Le Japon s'apprête à rejeter les eaux usées de Fukushima dans le Pacifique

Le projet consistant à rejeter progressivement plus d'un million de tonnes d'eau traitée provenant de la centrale nucléaire endommagée de Fukushima divise profondément.

De Lesley M.M. Blume
Publication 27 mai 2023, 17:00 CEST
Le 21 février 2021, un employé de la Tokyo Electric Power Company mesure les radiations à ...

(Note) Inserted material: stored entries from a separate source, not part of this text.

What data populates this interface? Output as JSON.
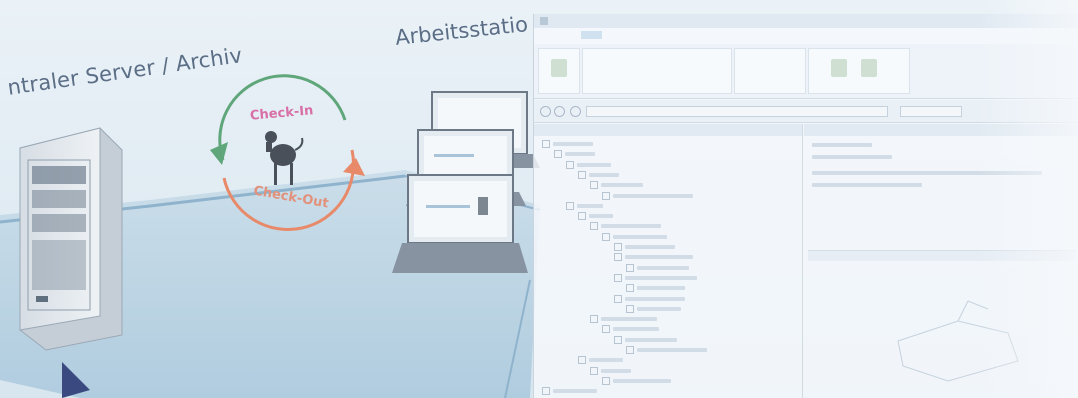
{
  "labels": {
    "server": "ntraler Server / Archiv",
    "workstations": "Arbeitsstatio",
    "check_in": "Check-In",
    "check_out": "Check-Out"
  },
  "colors": {
    "check_in": "#d870a7",
    "check_out": "#e2917a",
    "arrow_green": "#5fa67a",
    "arrow_orange": "#e88a6a",
    "label": "#5b6e86",
    "floor": "#a9c8dc"
  },
  "app": {
    "tab_count": 5,
    "tree_rows": 25,
    "icons": [
      "back-icon",
      "forward-icon",
      "refresh-icon",
      "tree-expand-icon",
      "folder-icon"
    ]
  }
}
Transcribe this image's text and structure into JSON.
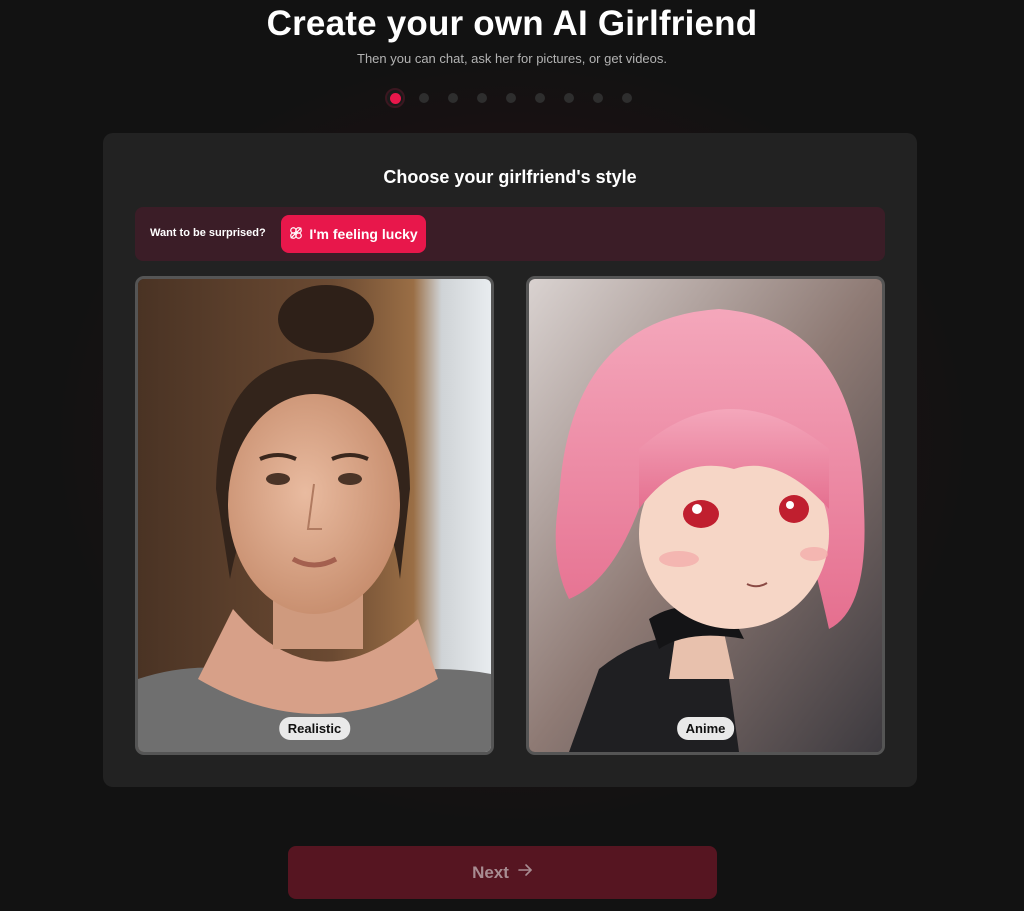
{
  "header": {
    "title": "Create your own AI Girlfriend",
    "subtitle": "Then you can chat, ask her for pictures, or get videos."
  },
  "progress": {
    "total_steps": 9,
    "current_step": 1
  },
  "style_step": {
    "heading": "Choose your girlfriend's style",
    "surprise_label": "Want to be surprised?",
    "lucky_button_label": "I'm feeling lucky",
    "lucky_icon": "clover-icon",
    "options": [
      {
        "label": "Realistic",
        "image": "realistic-portrait"
      },
      {
        "label": "Anime",
        "image": "anime-portrait"
      }
    ]
  },
  "footer": {
    "next_label": "Next",
    "next_icon": "arrow-right-icon"
  },
  "colors": {
    "accent": "#e8174b",
    "background": "#121212",
    "card": "#222222",
    "surprise_bar": "#3b1d27",
    "next_button": "#561521"
  }
}
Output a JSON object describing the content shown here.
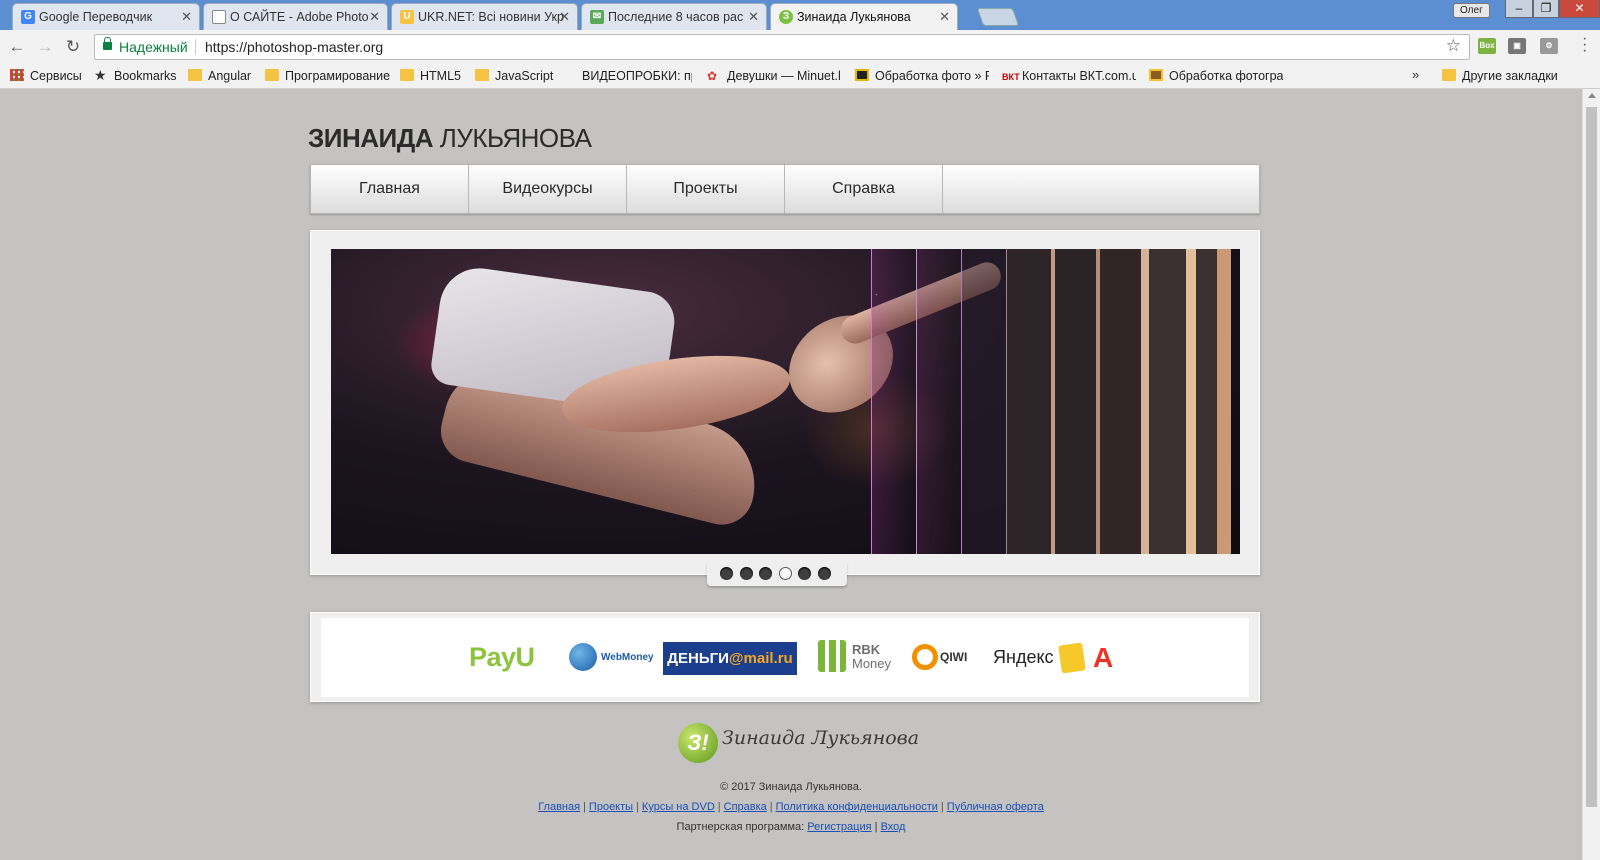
{
  "browser": {
    "tabs": [
      {
        "title": "Google Переводчик",
        "icon": "google-translate-icon"
      },
      {
        "title": "О САЙТЕ - Adobe Photo",
        "icon": "page-icon"
      },
      {
        "title": "UKR.NET: Всі новини Укр",
        "icon": "ukrnet-icon"
      },
      {
        "title": "Последние 8 часов рас",
        "icon": "mail-icon"
      },
      {
        "title": "Зинаида Лукьянова",
        "icon": "site-icon"
      }
    ],
    "user": "Олег",
    "secure_label": "Надежный",
    "url": "https://photoshop-master.org",
    "bookmarks": [
      {
        "label": "Сервисы",
        "icon": "apps-grid-icon"
      },
      {
        "label": "Bookmarks",
        "icon": "star-icon"
      },
      {
        "label": "Angular",
        "icon": "folder-icon"
      },
      {
        "label": "Програмирование",
        "icon": "folder-icon"
      },
      {
        "label": "HTML5",
        "icon": "folder-icon"
      },
      {
        "label": "JavaScript",
        "icon": "folder-icon"
      },
      {
        "label": "ВИДЕОПРОБКИ: про",
        "icon": "page-icon"
      },
      {
        "label": "Девушки — Minuet.l",
        "icon": "site-icon"
      },
      {
        "label": "Обработка фото » Р",
        "icon": "site-icon"
      },
      {
        "label": "Контакты ВКТ.com.u",
        "icon": "site-icon"
      },
      {
        "label": "Обработка фотограф",
        "icon": "site-icon"
      }
    ],
    "more_bookmarks": "»",
    "other_bookmarks": "Другие закладки"
  },
  "site": {
    "title_bold": "ЗИНАИДА",
    "title_rest": "ЛУКЬЯНОВА",
    "nav": [
      "Главная",
      "Видеокурсы",
      "Проекты",
      "Справка"
    ],
    "slider": {
      "total": 6,
      "active_index": 3
    },
    "payments": {
      "payu": "PayU",
      "webmoney": "WebMoney",
      "dengi_prefix": "ДЕНЬГИ",
      "dengi_mail": "@mail.ru",
      "rbk_top": "RBK",
      "rbk_bottom": "Money",
      "qiwi": "QIWI",
      "yandex": "Яндекс",
      "alfa": "А"
    },
    "footer": {
      "logo_badge": "З!",
      "logo_script": "Зинаида Лукьянова",
      "copyright": "© 2017 Зинаида Лукьянова.",
      "links": [
        "Главная",
        "Проекты",
        "Курсы на DVD",
        "Справка",
        "Политика конфиденциальности",
        "Публичная оферта"
      ],
      "partner_label": "Партнерская программа:",
      "partner_links": [
        "Регистрация",
        "Вход"
      ]
    }
  }
}
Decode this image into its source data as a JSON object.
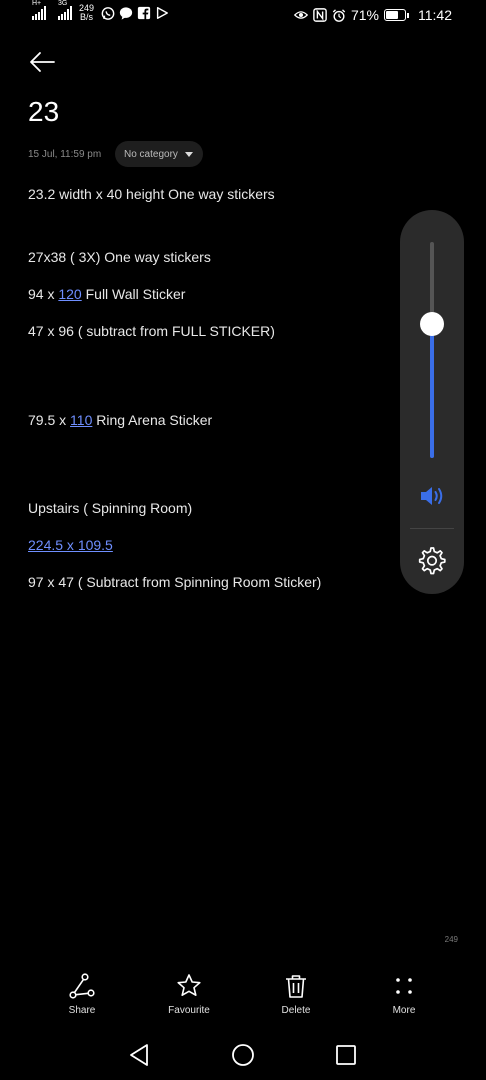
{
  "status_bar": {
    "network_left": "H+",
    "network_right": "3G",
    "speed_value": "249",
    "speed_unit": "B/s",
    "battery_percent": "71%",
    "battery_level": 0.71,
    "time": "11:42",
    "app_icons": [
      "whatsapp-icon",
      "chat-bubble-icon",
      "facebook-icon",
      "play-icon"
    ],
    "right_icons": [
      "eye-icon",
      "nfc-icon",
      "alarm-icon"
    ]
  },
  "note": {
    "title": "23",
    "date": "15 Jul, 11:59 pm",
    "category": "No category",
    "char_count": "249",
    "lines": [
      {
        "pre": "23.2 width x 40 height One way stickers",
        "link": "",
        "post": ""
      },
      {
        "pre": "27x38 ( 3X) One way stickers",
        "link": "",
        "post": ""
      },
      {
        "pre": "94 x ",
        "link": "120",
        "post": " Full Wall Sticker"
      },
      {
        "pre": "47 x  96 ( subtract from FULL STICKER)",
        "link": "",
        "post": ""
      },
      {
        "pre": "79.5 x ",
        "link": "110",
        "post": " Ring Arena Sticker"
      },
      {
        "pre": "Upstairs ( Spinning Room)",
        "link": "",
        "post": ""
      },
      {
        "pre": "",
        "link": "224.5 x 109.5",
        "post": ""
      },
      {
        "pre": "97 x 47 ( Subtract from Spinning Room Sticker)",
        "link": "",
        "post": ""
      }
    ]
  },
  "volume": {
    "level": 0.62,
    "accent": "#3a6ee8"
  },
  "toolbar": {
    "share_label": "Share",
    "favourite_label": "Favourite",
    "delete_label": "Delete",
    "more_label": "More"
  },
  "navbar": {
    "back": "back-icon",
    "home": "home-icon",
    "recents": "recents-icon"
  }
}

Le 21 février 2021, un employé de la Tokyo Electric Power Company mesure les radiations à l'extérieur de la centrale nucléaire de Fukushima Daiichi, dévastée dix ans auparavant par un tremblement de terre. L’intention du Japon de rejeter les eaux usées utilisées pour refroidir les réacteurs endommagés suscitent la controverse.

PHOTOGRAPHIE DE PHILIP FONG, AFP, Getty

L'ordre de rejeter les eaux usées dans l’océan sera probablement donné dans les semaines à venir. Il ne s'agit toutefois pas du genre d'eaux usées qui s'écoulent des rues de la ville dans les égouts. Il est question d'eaux traitées après avoir été utilisées pour refroidir les réacteurs endommagés de la centrale nucléaire japonaise de Fukushima Daiichi, frappée par un tremblement de terre il y a plus de dix ans.

Le Japon assure que ces eaux usées, qui contiennent un isotope radioactif appelé tritium et éventuellement d'autres traces radioactives, ne présentent aucun danger. Les pays voisins et d'autres experts affirment que cela en constitue un pour l’environnement, qui perdurera sur plusieurs générations et qui pourrait affecter les écosystèmes jusqu'en Amérique du Nord. Qui dit vrai ?

À la suite d'un séisme de magnitude 9,1 survenu le 11 mars 2011 au large de la côte est de l'île principale du Japon, deux vagues de tsunami se sont abattues sur la centrale nucléaire. Trois de ses réacteurs ayant été touchés, les opérateurs ont commencé à pomper de l'eau de mer et à l’y envoyer pour refroidir le combustible fondu. Plus de douze ans après la catastrophe, le processus de refroidissement est toujours en cours et produit plus de 130 tonnes d'eau contaminée par jour.

Plus d'un million de tonnes d'eaux usées traitées sont stockées dans des réservoirs de la centrale. Sans capacité de stockage supplémentaire, le Japon affirme qu'il n'a pas d'autre choix que de rejeter progressivement l'eau dans l'océan.

PHOTOGRAPHIE DE The Asahi Shimbun, Getty

Depuis l'accident, plus de 1,3 million de tonnes d'eaux contaminées ont été collectées, traitées et stockées dans un parc à réservoirs de la centrale. Selon le gouvernement japonais, cet espace de stockage arrive à la limite de sa capacité, ne laissant pas d'autre choix que de commencer à déverser les eaux usées dans le Pacifique.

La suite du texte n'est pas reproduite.